I saw someone—a beautiful celebrity, I’ll admit—claiming their sexual agency and refusing to be erased or silenced by our culture or by a photo editor’s touch.

This move is different from most “unaltered” photos of celebrities, which tend to skew pathetic (like tabloid “exposés” of stars without makeup) or wistful (like most articles on the “brave” celebrities who agree to be photographed without makeup or retouching). It’s a different type of revelation. A different type of bravery. It’s not the epitome of bravery, but it’s bravery nonetheless. And perhaps most importantly, the image challenges the virgin/whore trope and the erasure of maternal sexuality, all at the same time.

It reflects a badass confidence that I would like to see in myself and my own body image.

Given the truth about this photo’s leak, however, maybe Crawford didn’t feel so confident after all.
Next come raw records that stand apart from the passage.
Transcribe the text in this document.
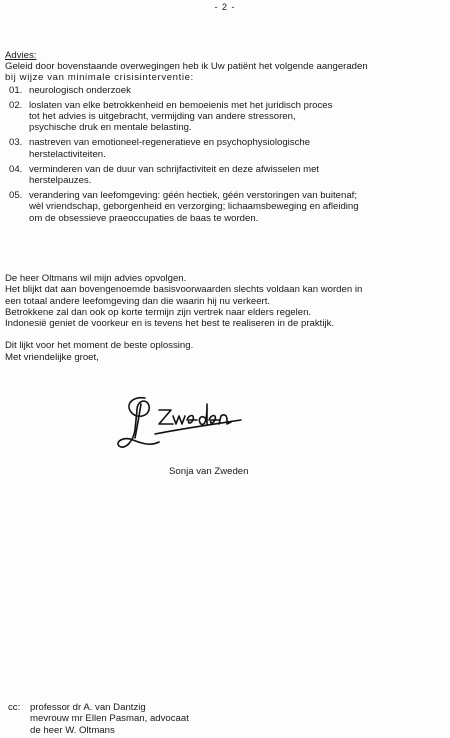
- 2 -
Advies:
Geleid door bovenstaande overwegingen heb ik Uw patiënt het volgende aangeraden
bij wijze van minimale crisisinterventie:
01. neurologisch onderzoek
02. loslaten van elke betrokkenheid en bemoeienis met het juridisch proces
tot het advies is uitgebracht, vermijding van andere stressoren,
psychische druk en mentale belasting.
03. nastreven van emotioneel-regeneratieve en psychophysiologische
herstelactiviteiten.
04. verminderen van de duur van schrijfactiviteit en deze afwisselen met
herstelpauzes.
05. verandering van leefomgeving: géén hectiek, géén verstoringen van buitenaf;
wèl vriendschap, geborgenheid en verzorging; lichaamsbeweging en afleiding
om de obsessieve praeoccupaties de baas te worden.
De heer Oltmans wil mijn advies opvolgen.
Het blijkt dat aan bovengenoemde basisvoorwaarden slechts voldaan kan worden in
een totaal andere leefomgeving dan die waarin hij nu verkeert.
Betrokkene zal dan ook op korte termijn zijn vertrek naar elders regelen.
Indonesië geniet de voorkeur en is tevens het best te realiseren in de praktijk.
Dit lijkt voor het moment de beste oplossing.
Met vriendelijke groet,
Sonja van Zweden
cc:	professor dr A. van Dantzig
mevrouw mr Ellen Pasman, advocaat
de heer W. Oltmans
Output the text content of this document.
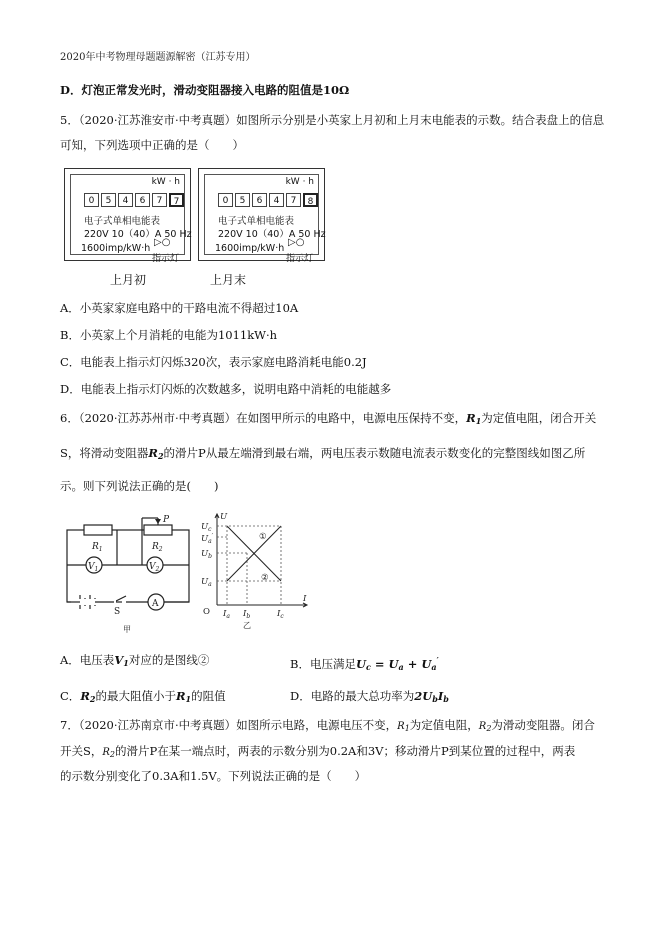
2020年中考物理母题题源解密（江苏专用）
D．灯泡正常发光时，滑动变阻器接入电路的阻值是10Ω
5．（2020·江苏淮安市·中考真题）如图所示分别是小英家上月初和上月末电能表的示数。结合表盘上的信息
可知，下列选项中正确的是（　　）
kW · h
0	5	4	6	7	7
电子式单相电能表
220V 10（40）A 50 Hz
1600imp/kW·h
▷○
指示灯
上月初
kW · h
0	5	6	4	7	8
电子式单相电能表
220V 10（40）A 50 Hz
1600imp/kW·h
▷○
指示灯
上月末
A．小英家家庭电路中的干路电流不得超过10A
B．小英家上个月消耗的电能为1011kW·h
C．电能表上指示灯闪烁320次，表示家庭电路消耗电能0.2J
D．电能表上指示灯闪烁的次数越多，说明电路中消耗的电能越多
6．（2020·江苏苏州市·中考真题）在如图甲所示的电路中，电源电压保持不变，$R_1$为定值电阻，闭合开关
S，将滑动变阻器$R_2$的滑片P从最左端滑到最右端，两电压表示数随电流表示数变化的完整图线如图乙所
示。则下列说法正确的是(　　)
$R_1$	$R_2$
P
$V_1$	$V_2$
A
S
甲
U
I
O
$U_c$
$U_a'$
$U_b$
$U_a$
$I_a$ $I_b$	$I_c$
①
②
乙
A．电压表$V_1$对应的是图线②	B．电压满足$U_c = U_a + U_a'$
C．$R_2$的最大阻值小于$R_1$的阻值	D．电路的最大总功率为$2U_bI_b$
7．（2020·江苏南京市·中考真题）如图所示电路，电源电压不变，$R_1$为定值电阻，$R_2$为滑动变阻器。闭合
开关S，$R_2$的滑片P在某一端点时，两表的示数分别为0.2A和3V；移动滑片P到某位置的过程中，两表
的示数分别变化了0.3A和1.5V。下列说法正确的是（　　）
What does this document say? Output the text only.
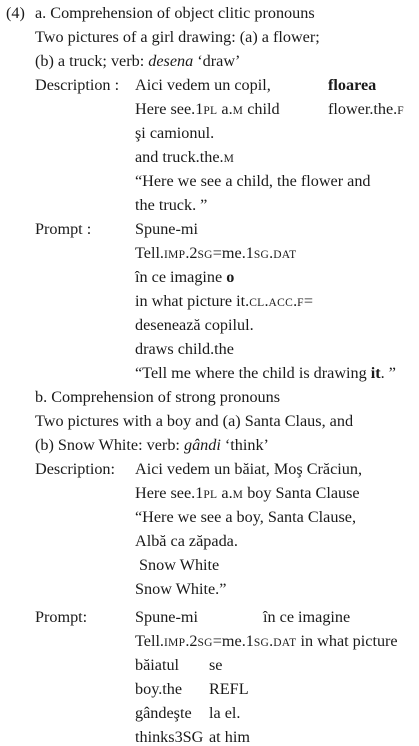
(4) a. Comprehension of object clitic pronouns
Two pictures of a girl drawing: (a) a flower;
(b) a truck; verb: desena ‘draw’
Description : Aici vedem un copil,	floarea
Here see.1PL a.M child	flower.the.F
şi camionul.
and truck.the.M
“Here we see a child, the flower and
the truck. ”
Prompt :	Spune-mi
Tell.IMP.2SG=me.1SG.DAT
în ce imagine o
in what picture it.CL.ACC.F=
desenează copilul.
draws child.the
“Tell me where the child is drawing it. ”
b. Comprehension of strong pronouns
Two pictures with a boy and (a) Santa Claus, and
(b) Snow White: verb: gândi ‘think’
Description: Aici vedem un băiat, Moş Crăciun,
Here see.1PL a.M boy Santa Clause
“Here we see a boy, Santa Clause,
Albă ca zăpada.
Snow White
Snow White.”
Prompt:	Spune-mi	în ce imagine
Tell.IMP.2SG=me.1SG.DAT in what picture
băiatul se
boy.the REFL
gândeşte la el.
thinks3SG at him
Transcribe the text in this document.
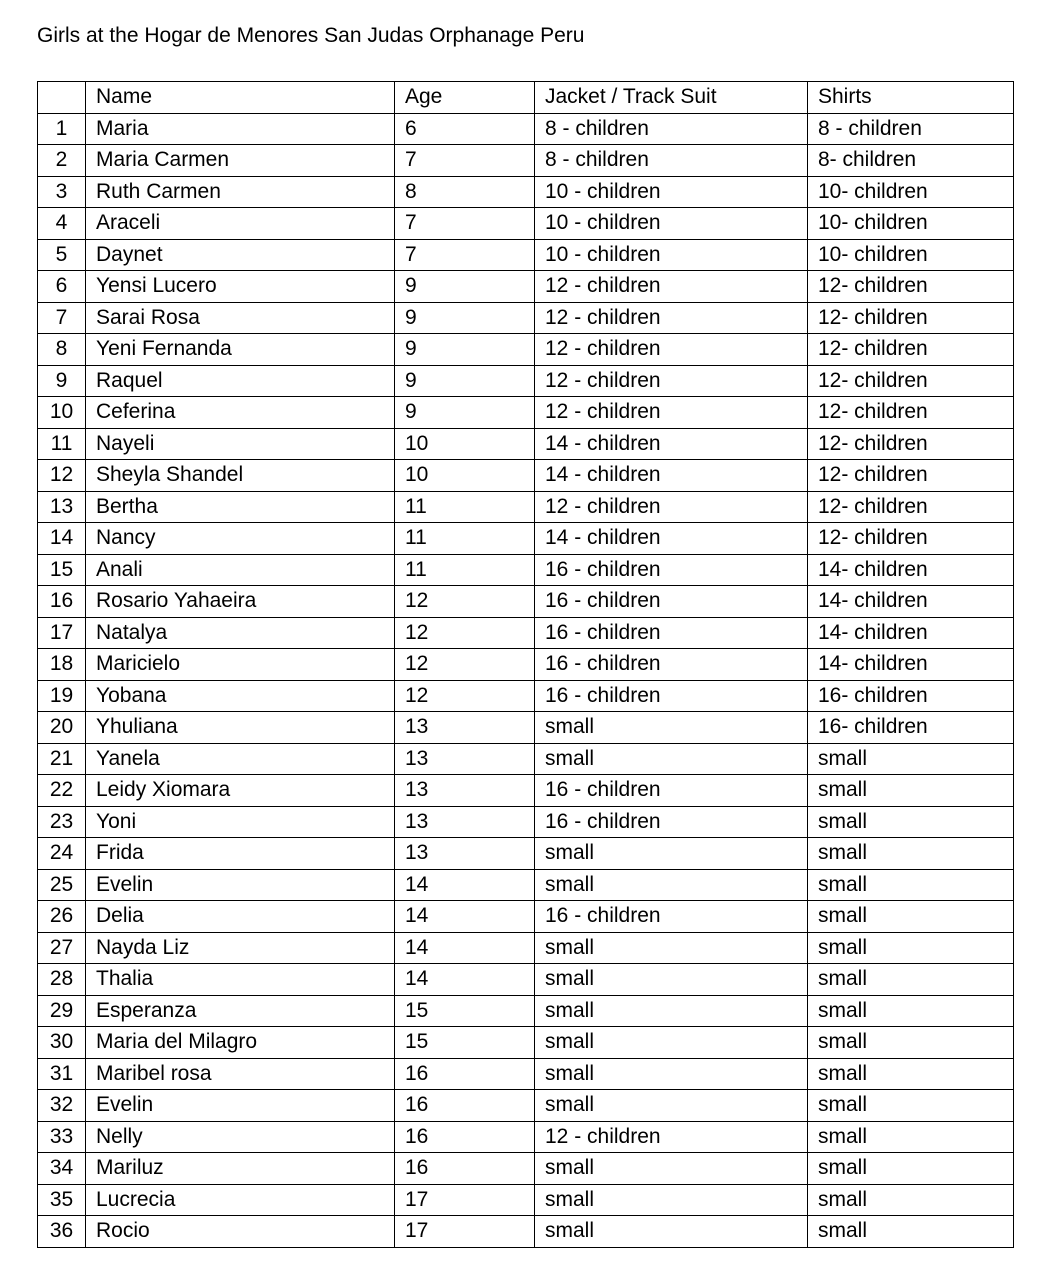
Girls at the Hogar de Menores San Judas Orphanage Peru
	Name	Age	Jacket / Track Suit	Shirts
1	Maria	6	8 - children	8 - children
2	Maria Carmen	7	8 - children	8- children
3	Ruth Carmen	8	10 - children	10- children
4	Araceli	7	10 - children	10- children
5	Daynet	7	10 - children	10- children
6	Yensi Lucero	9	12 - children	12- children
7	Sarai Rosa	9	12 - children	12- children
8	Yeni Fernanda	9	12 - children	12- children
9	Raquel	9	12 - children	12- children
10	Ceferina	9	12 - children	12- children
11	Nayeli	10	14 - children	12- children
12	Sheyla Shandel	10	14 - children	12- children
13	Bertha	11	12 - children	12- children
14	Nancy	11	14 - children	12- children
15	Anali	11	16 - children	14- children
16	Rosario Yahaeira	12	16 - children	14- children
17	Natalya	12	16 - children	14- children
18	Maricielo	12	16 - children	14- children
19	Yobana	12	16 - children	16- children
20	Yhuliana	13	small	16- children
21	Yanela	13	small	small
22	Leidy Xiomara	13	16 - children	small
23	Yoni	13	16 - children	small
24	Frida	13	small	small
25	Evelin	14	small	small
26	Delia	14	16 - children	small
27	Nayda Liz	14	small	small
28	Thalia	14	small	small
29	Esperanza	15	small	small
30	Maria del Milagro	15	small	small
31	Maribel rosa	16	small	small
32	Evelin	16	small	small
33	Nelly	16	12 - children	small
34	Mariluz	16	small	small
35	Lucrecia	17	small	small
36	Rocio	17	small	small
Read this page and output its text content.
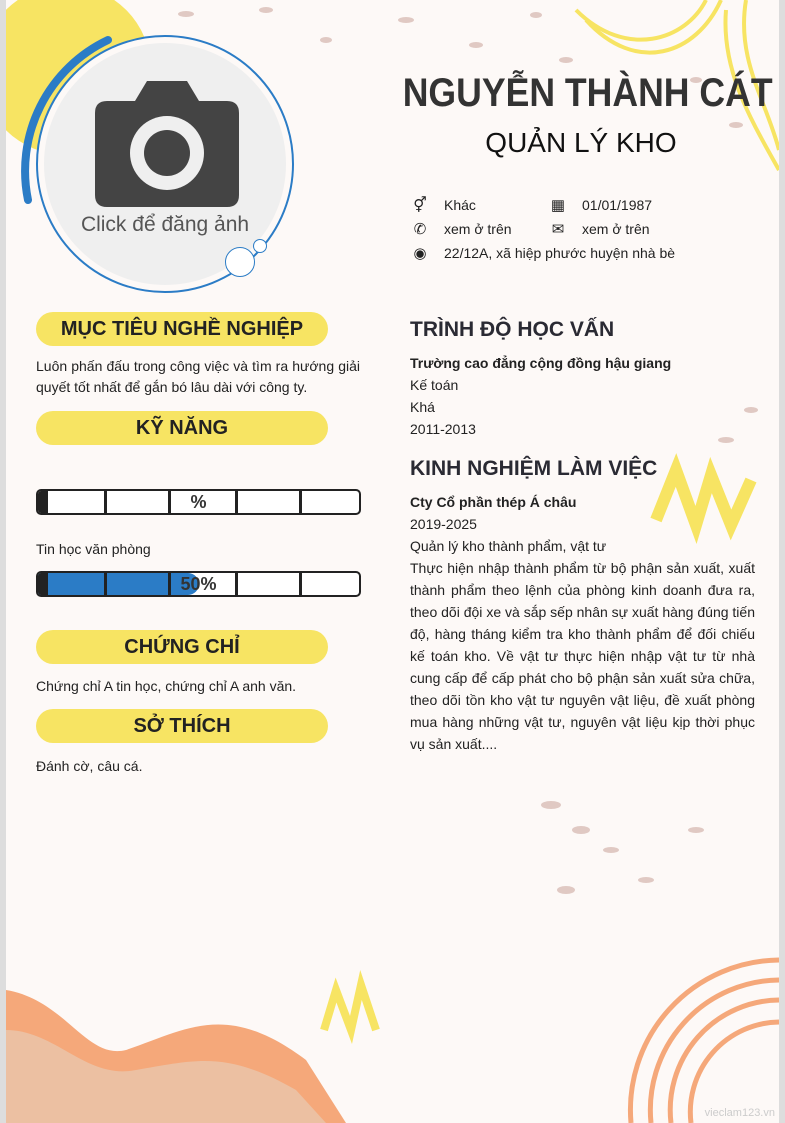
Click để đăng ảnh
NGUYỄN THÀNH CÁT
QUẢN LÝ KHO
⚥ Khác	▦ 01/01/1987
✆ xem ở trên	✉ xem ở trên
◉ 22/12A, xã hiệp phước huyện nhà bè
MỤC TIÊU NGHỀ NGHIỆP
Luôn phấn đấu trong công việc và tìm ra hướng giải quyết tốt nhất để gắn bó lâu dài với công ty.
KỸ NĂNG
%
Tin học văn phòng
50%
CHỨNG CHỈ
Chứng chỉ A tin học, chứng chỉ A anh văn.
SỞ THÍCH
Đánh cờ, câu cá.
TRÌNH ĐỘ HỌC VẤN
Trường cao đẳng cộng đồng hậu giang
Kế toán
Khá
2011-2013
KINH NGHIỆM LÀM VIỆC
Cty Cổ phần thép Á châu
2019-2025
Quản lý kho thành phẩm, vật tư
Thực hiện nhập thành phẩm từ bộ phận sản xuất, xuất thành phẩm theo lệnh của phòng kinh doanh đưa ra, theo dõi đội xe và sắp sếp nhân sự xuất hàng đúng tiến độ, hàng tháng kiểm tra kho thành phẩm để đối chiếu kế toán kho. Về vật tư thực hiện nhập vật tư từ nhà cung cấp để cấp phát cho bộ phận sản xuất sửa chữa, theo dõi tồn kho vật tư nguyên vật liệu, đề xuất phòng mua hàng những vật tư, nguyên vật liệu kịp thời phục vụ sản xuất....
vieclam123.vn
Maybe her confidence came from the part of her that knew that her dimples and sags would be erased in the final edit. Maybe her confidence isn’t as near-perfect as her body, as she herself has claimed in an interview with Marie Claire.

If that is indeed the case, then even if Cindy Crawford doesn’t have a body just like the rest of us, she’s likely vulnerable just like the rest of us.